前回
お寺が税金を払わず、お布施の金額を言わないのには理由がある | 考える葬儀屋さんのブログ
という記事の中で
この本を紹介しました。
実はさらにもう一つ、葬儀業界の事例を取り扱っています。
ベルコが印紙税を払ってなかったということで、約3,000万円の追徴課税を受けたという2009年の事件です。
一般の方に説明しておくとベルコは日本最大の冠婚葬祭の互助会で、おそらく日本で一番お葬式を行っている組織です。
正直なところ過去に何度か、ベルコは申告漏れで追徴課税を食らっていたので、またやらかしたんだろうというのが当時の私の印象でした 。
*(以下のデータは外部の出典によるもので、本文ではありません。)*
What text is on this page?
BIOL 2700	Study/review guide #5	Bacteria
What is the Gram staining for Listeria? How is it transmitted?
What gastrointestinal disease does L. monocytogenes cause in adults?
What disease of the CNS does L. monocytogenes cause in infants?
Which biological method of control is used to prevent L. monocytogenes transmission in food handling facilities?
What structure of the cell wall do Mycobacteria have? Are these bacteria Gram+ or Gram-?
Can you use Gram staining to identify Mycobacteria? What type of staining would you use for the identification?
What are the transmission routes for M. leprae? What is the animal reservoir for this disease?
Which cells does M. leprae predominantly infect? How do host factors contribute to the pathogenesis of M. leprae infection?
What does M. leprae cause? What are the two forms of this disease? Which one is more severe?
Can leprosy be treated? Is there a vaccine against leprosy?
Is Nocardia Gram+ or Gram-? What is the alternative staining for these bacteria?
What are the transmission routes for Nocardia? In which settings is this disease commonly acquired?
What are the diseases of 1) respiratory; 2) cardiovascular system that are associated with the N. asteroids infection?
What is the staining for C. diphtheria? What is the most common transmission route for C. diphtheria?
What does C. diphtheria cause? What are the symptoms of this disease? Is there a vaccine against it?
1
●1999年→大阪国税局より、積立を中断している互助会会員の積立金を所得に計上していないとして、1997年3月までの3年間に計約33億円の申告漏れを指摘される
●2002年→上記と同じ理由で2000年3月までの3年間に計約28億円の申告漏れを指摘される
●2005年→上記と同じ理由で2003年3月までの3年間に計約31億円の申告漏れを指摘される(出典:http://gekkankiroku.cocolog-nifty.com/edit/2009/08/34-9b57.html)
ベルコの新聞沙汰をまとめたサイトがありました。→お葬式無料情報センター|お葬式トラブル記事特集|
おそらく何度も食らったのは、税法の解釈でベルコが譲らなかったせいでしょう。
一方で、今回の印紙税の件を、この本で理解してみるとベルコが気の毒です。著者も無茶な例として採り上げていいます。
(過去の申告漏れのせいで、目をつけられていたとしたら、自業自得の部分もあるのですが)
そもそも印紙税とは、契約書や領収書に課税される税金です。
いちいち納税していられないので、税金を払う代わりに収入印紙を購入して貼るわけです。
領収書に貼られることが多いので皆さん経験済みでしょう。
かつて経済学者の野口悠紀雄氏が著書の中で、「契約書や領収書に徴税することを思いついたやつは天才」と称えていました。
印紙税の問題は「何を契約書や領収書と認定するかということは、税務署の判断に委ねられる」ということです。
表題に契約書や領収書と書いてなくても、その機能があると判断されれば、認定されることもあります。極端なことを言えば、ベニヤ板に書いた落書きに契約書の機能があると判断されれば、それも印紙が必要ということになります。 一方でヘンだと思うのが、電子化された契約書は、印紙が必要とされないのです。
さてベルコの場合、葬儀後に送っていた遺族への挨拶状の文中に、「葬儀代として○月○日〇〇円 領収いたしました 」と書いていたことで、この挨拶状は領収書であると認定されてしまったのです。
この挨拶状とは別に、ちゃんと領収書を発行しているはずなので、ベルコ側からすればこれは税務署の言いがかりでしょう。
しかしこういった細かい事情は、葬儀業界内にいる私でさえこの本を読んで初めて知ったので、一般のほとんどの人は、ベルコが脱税したと思っているはずです。
国も、税法上の重箱の隅をつつかないで、ベルコ特殊な雇用形態(実質従業員なのに、業務委託契約にしている)を、ツッコむべきです。
(参考記事:互助会最大手ベルコの謎 | 考える葬儀屋さんのブログ
【魚拓】「ベルコ」裁判 現場の実態を見ない不当判決 業務委託契約の濫用を許すな – トピックス – 情報労連リポート)
この事例が発生してから、どう見てもお葬式の見積書なのに、婉曲的な表現で「これは見積書ではありませんよー」と記載する葬儀社が増えましたね。
この「節税対策」も、いつかは税務署にやられるんじゃないでしょうか。